New Delhi: Forty-three days after the Indian Air Force struck Jaish-e-Mohammed terror training camps in Pakistan’s Balakot, the Pakistani government on Wednesday organised a visit for some Islamabad-based international media houses and foreign diplomats to the area bombed by the IAF in retaliation to the February 14 Pulwama terror attack in which at least 40 CRPF troopers were killed.

The Hindi website of BBC reported that one of its correspondents was also among the team that visited the “air strike site”.

India claimed to have destroyed a camp belonging to terror outfit Jaish-e-Mohammed in the air strike in Balakot in Pakistan’s Khyber Pakhtunkhwa region, inflicting “a large number of casualties”, a claim that was refuted by Pakistan that said besides some trees which were felled, and a person who sustained injuries, no one was killed.

The Pakistani government had then assured the media that they would be taken to the place where India claimed to have conducted ‘surgical strikes’. However, the government later backed off from its promise.

The BBC Hindi correspondent who was part of the team mentioned after boarding a helicopter at Islamabad, said they landed at a place near Mansera. Following that, they passed through some difficult, mountainous terrain for the next one-and-a-half hours.

On their way to the madrassa, which was claimed to have been destroyed by India, the media team was shown three different places. They were told that IAF dropped the payload there, and the correspondent says only a few craters and uprooted trees could be noticed.

The BBC reporter said the place was isolated and away from human habitation.

The team was then taken to the hill top where the madrassa is located.
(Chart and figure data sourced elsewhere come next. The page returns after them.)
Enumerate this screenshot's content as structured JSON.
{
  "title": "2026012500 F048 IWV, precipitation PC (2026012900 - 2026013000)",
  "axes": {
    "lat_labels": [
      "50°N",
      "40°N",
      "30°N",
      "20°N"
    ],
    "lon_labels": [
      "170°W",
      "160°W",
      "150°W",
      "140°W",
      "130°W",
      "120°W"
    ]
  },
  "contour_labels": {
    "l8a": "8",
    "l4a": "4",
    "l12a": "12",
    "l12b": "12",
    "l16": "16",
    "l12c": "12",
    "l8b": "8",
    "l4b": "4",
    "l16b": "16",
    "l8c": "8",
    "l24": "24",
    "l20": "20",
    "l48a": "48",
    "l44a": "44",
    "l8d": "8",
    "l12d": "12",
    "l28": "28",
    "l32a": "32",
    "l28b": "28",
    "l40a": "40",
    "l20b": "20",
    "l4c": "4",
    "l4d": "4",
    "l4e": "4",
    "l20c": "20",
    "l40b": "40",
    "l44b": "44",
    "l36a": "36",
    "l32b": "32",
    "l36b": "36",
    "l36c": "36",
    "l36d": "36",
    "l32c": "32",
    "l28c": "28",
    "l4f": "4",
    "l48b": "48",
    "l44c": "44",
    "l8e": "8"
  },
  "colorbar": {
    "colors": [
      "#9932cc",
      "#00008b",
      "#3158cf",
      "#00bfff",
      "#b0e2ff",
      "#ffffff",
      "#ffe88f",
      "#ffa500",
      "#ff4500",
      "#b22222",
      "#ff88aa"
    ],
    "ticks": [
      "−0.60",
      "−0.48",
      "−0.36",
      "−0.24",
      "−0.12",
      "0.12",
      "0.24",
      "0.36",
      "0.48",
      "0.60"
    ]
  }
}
The BBC scribe said that “looking at the structure, it did not look like newly-built, or they suffered any damage in the attack”.

The entire building was still intact, and some of its parts looked quite old, and in the adjacent mosque hall, 150-200 children were studying.

However, when the authorities were asked about the delay in arranging the tour, they cited “the unstable situation made it difficult to take people there”.

The officials said they believed “the time to provide a tour to the media was appropriate now”.

Also, they denied that a team of a news agency and local journalists were stopped from entering the premises.

When Major General Asif Ghafoor, the Director General of the Army’s media wing of Inter-Services Public Relations (ISPR), was asked about journalists spotting Maulana Yusuf Azhar’s name on the madrassa board, the official did not provide any straight answer. He said they were looking into the funding of the madrassa, and focusing on the courses provided there.

A board in the madrassa read it was closed from February 27- March 14. According to a teacher, the step was taken as an “emergency measure”.

When the media team tried to speak to the local residents, they were told: “Be quick… don’t talk for too long.”